Charles E. Henley, DO, began his association with the Coastal Research Group as the Department Chair in Family Medicine at Oklahoma State University in Tulsa. After seven years he went to the crosstown University of Oklahoma (Tulsa campus) as Professor in an Endowed Chair for Research and as Vice Chair of the Department of Family Medicine. During that time he introduced his Dean, who is now President of OU-Tulsa, Gerrald Clancy, MD, to the National Conferences on Primary Health Care Access.
Since January, 2011, Henley has been the Associate Dean for Clinical Affairs at Marian University, which is starting a new Osteopathic Medical School. Marian is a highly regarded, small private liberal arts Catholic and Franciscan university in Indianapolis. It will be the second medical school in Indiana, where the need for primary care physicians is especially critical.

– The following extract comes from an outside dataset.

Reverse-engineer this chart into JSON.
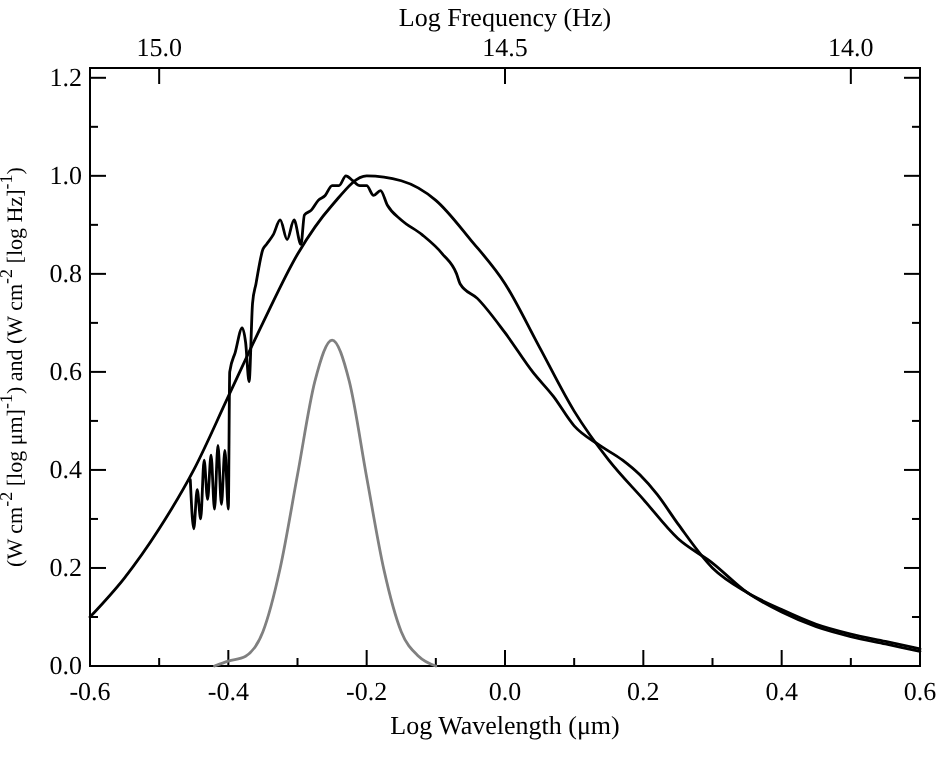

Dr Henley notes that there has been good support from local hospitals, with five million dollars donated from each of our two largest hospital affiliates. There has been a total of $160 million dollars dedicated to the opening of the new school, and the ground breaking for the new 140,000 square foot building, which will take about $50 million of the total, was held recently.
Dr Henley’s uncle had been a primary care physician. He recalls his mother, who knew what a primary care physician’s life was like, telling him once, when he was applying to medical school, to be careful what he asks for. He finds her words prophetic now.
“Starting a new medical school is like drinking from the fire hose”, Henley stated, “and the challenges can come out of left field. When I left OU I had a conversation with Dr. Clancy where he asked me why I was giving up a full professorship and endowed chair position, in a big 12 medical school, to go work someplace that doesn’t even exist yet. That was a good question, although now we have pre-accreditation status, so we do exist.
“But the answer is simple, and I didn’t need to think about it, or worry about the decision for very long. My entire career has been about patient care and building, or fixing programs in academic medicine. I ‘ve had about every job there is to have. Although I loved my job at OU, I had accomplished what I had come there to do – to create a primary care research infrastructure for the department and the medical school.
“But, when in my life would I ever have an opportunity to create a new medical school from a blank piece of paper? That’s what we have here, and it’s been an exciting and sometimes bewildering process so far”, Henley continued. “It has also been very time consuming, and has limited my ability to continue with the Coastal Research Group on a regular basis, something I hope to resolve soon. I miss the intellectual give and take that the group represents, and hope to see everyone soon.”